Ontwikkelingsgerichte-constructivistische benaderingen worden gekenmerkt door de nadruk op kindgeïnitieerde activiteiten waarbij de leerkracht vooral faciliterend en ondersteunend is en weinig directe instructie biedt. Kinderen spelen in deze benadering vooral in de hoeken en aan tafels waar materialen en activiteiten worden aangeboden voor taal- en denkontwikkeling, denk bijvoorbeeld aan de bouwhoek en de zandtafel. Leerkrachten bereiden activiteiten en thema’s voor die aansluiten bij interesses van de kinderen. Bij het voorlezen zoeken ze naar manieren om taaluitingen uit te breiden. Directe instructie op aspecten als fonemisch bewustzijn of letterkennis vindt weinig plaats, incidenteel in de context van thematische activiteiten.

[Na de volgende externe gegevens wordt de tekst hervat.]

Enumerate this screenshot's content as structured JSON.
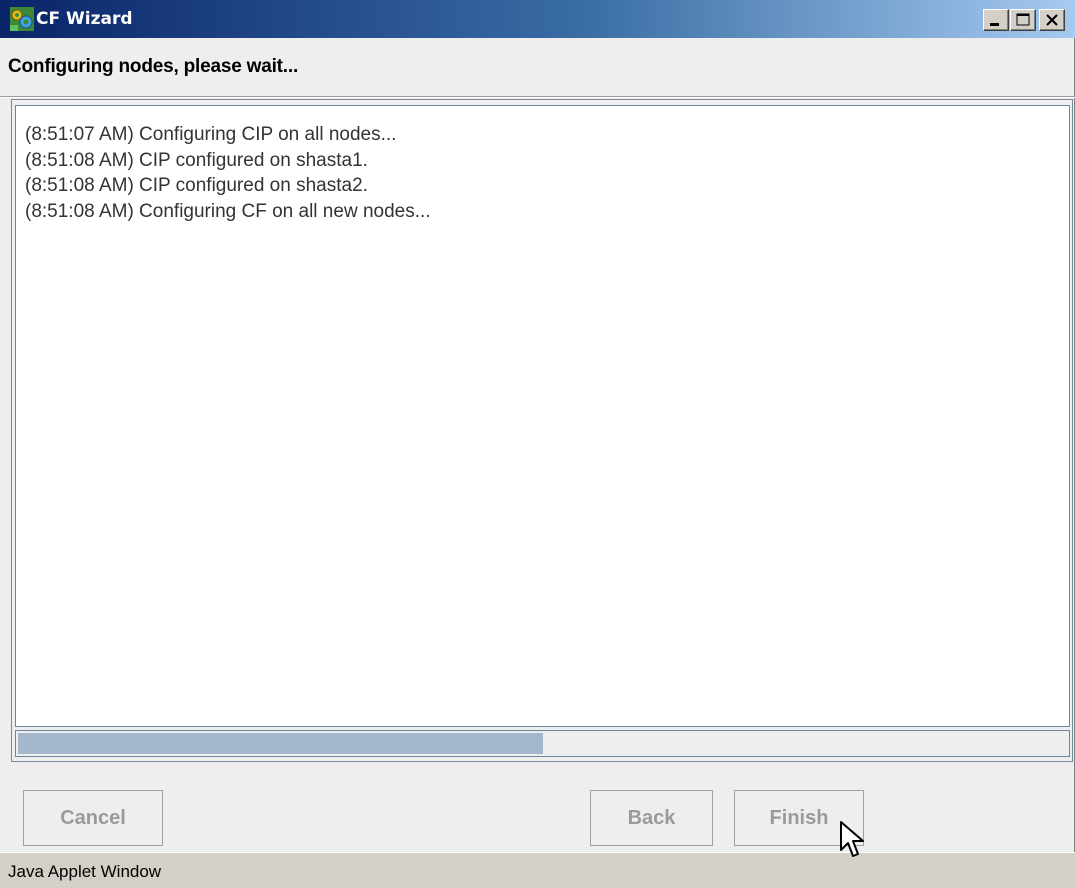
{
  "window": {
    "title": "CF Wizard",
    "icon": "cf-wizard-app-icon",
    "controls": [
      "minimize-icon",
      "maximize-icon",
      "close-icon"
    ]
  },
  "header": {
    "text": "Configuring nodes, please wait..."
  },
  "log": {
    "lines": [
      "(8:51:07 AM) Configuring CIP on all nodes...",
      "(8:51:08 AM) CIP configured on shasta1.",
      "(8:51:08 AM) CIP configured on shasta2.",
      "(8:51:08 AM) Configuring CF on all new nodes..."
    ]
  },
  "progress": {
    "value_percent": 50,
    "fill_color": "#a3b8cc"
  },
  "buttons": {
    "cancel": "Cancel",
    "back": "Back",
    "finish": "Finish"
  },
  "status_bar": {
    "text": "Java Applet Window"
  },
  "colors": {
    "titlebar_start": "#0a246a",
    "titlebar_end": "#a6caf0",
    "disabled_text": "#9a9a9a"
  }
}
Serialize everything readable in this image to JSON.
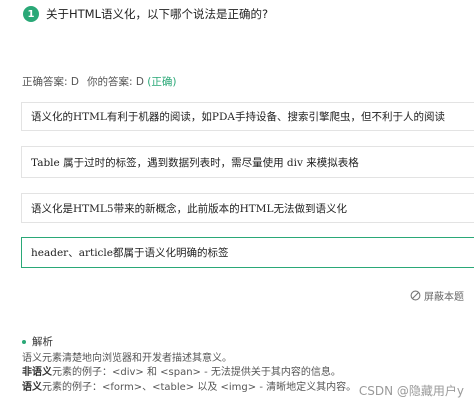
{
  "question": {
    "number": "1",
    "text": "关于HTML语义化，以下哪个说法是正确的?"
  },
  "answer": {
    "correct_label": "正确答案: D",
    "your_label": "你的答案: D",
    "status": "(正确)"
  },
  "options": [
    {
      "text": "语义化的HTML有利于机器的阅读，如PDA手持设备、搜索引擎爬虫，但不利于人的阅读",
      "selected": false
    },
    {
      "text": "Table 属于过时的标签，遇到数据列表时，需尽量使用 div 来模拟表格",
      "selected": false
    },
    {
      "text": "语义化是HTML5带来的新概念，此前版本的HTML无法做到语义化",
      "selected": false
    },
    {
      "text": "header、article都属于语义化明确的标签",
      "selected": true
    }
  ],
  "hide_button": {
    "label": "屏蔽本题"
  },
  "analysis": {
    "title": "解析",
    "line1": "语义元素清楚地向浏览器和开发者描述其意义。",
    "line2_bold": "非语义",
    "line2_rest": "元素的例子：<div> 和 <span> - 无法提供关于其内容的信息。",
    "line3_bold": "语义",
    "line3_rest": "元素的例子：<form>、<table> 以及 <img> - 清晰地定义其内容。"
  },
  "watermark": "CSDN @隐藏用户y",
  "colors": {
    "accent": "#2aa877",
    "border": "#e3e3e3"
  }
}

Omvattende programma’s zijn bedoeld om de beste onderdelen van de ontwikkelingsgerichte en meer leerkrachtgestuurde benaderingen te gebruiken. Het zwaartepunt ligt dan ook bij kindinitiatieven, speelhoeken en creatieve activiteiten, veelal in thema’s met ruimte voor doen-alsof-spel, experimenteren en ongestructureerd spel. Daarnaast besteedt de leerkracht ook een deel van de tijd aan activiteiten die specifiek gericht zijn op taal en geletterdheid, in kleine groepjes of met de hele groep. Deze benadering kenmerkt zich door regelmatige monitoring van de voortgang van de taal- en geletterdheidsontwikkeling van waaruit leerkrachtgestuurde en kindgeïnitieerde activiteiten worden gepland.
Onderzoeksopzet
In dit onderzoek zijn 32 programma’s geselecteerd die voldeden aan de onderzoekseisen op het gebied van de onderzoeksopzet (aanwezigheid van een ‘controlegroep’ waar geen programma werd gebruikt, correctie voor verschillen bij voormeting), minimale omvang van de onderzoeksgroep, duur van het programma, en kwaliteit van de meetinstrumenten. De programma’s werden ingedeeld bij de twee benaderingen op basis van beschikbare informatie over de programma’s. Van de 32 programma’s vielen er 22 onder omvattende programma’s en 10 onder ontwikkelingsgerichte- constructivistische programma’s.
De resultaten: een gebalanceerde aanpak wordt aangeraden
Uit de resultaten blijkt dat het voor de taal- en geletterdheidsontwikkeling van kinderen uit gezinnen met een lage SES goed is om in aanvulling op kindgeïnitieerde activiteiten ook enige directe instructie activiteiten te bieden voordat zij aan het formele onderwijs beginnen. Programma’s die tot de omvattende benadering behoren, tonen een positief effect op taal- en geletterdheidsontwikkeling zowel direct na het programma als minimaal een jaar later. Kinderen lijken dus het best te leren in een omgeving die ontwikkelingsgerichte activiteiten combineert met leerkrachtgestuurde activiteiten. De effecten van de ontwikkelingsgerichte-constructivistische programma’s waren kleiner en niet significant. Dat wil zeggen dat met name aan het einde van het programma de kinderen in een ontwikkelingsgericht-constructivistisch programma zich niet sneller ontwikkelden dan kinderen in een groep zonder een programma, ook een jaar later waren deze verschillen niet betekenisvol. De tien programma’s met de grootste effecten op de ontwikkeling van kinderen waren allen omvattende programma’s. Ze hadden duidelijke doelen en manieren om die doelen te bereiken, hetgeen ook de monitoring van vooruitgang vergemakkelijkt. Deze programma’s geven kinderen een belangrijk voordeel als ze aan formeel onderwijs beginnen.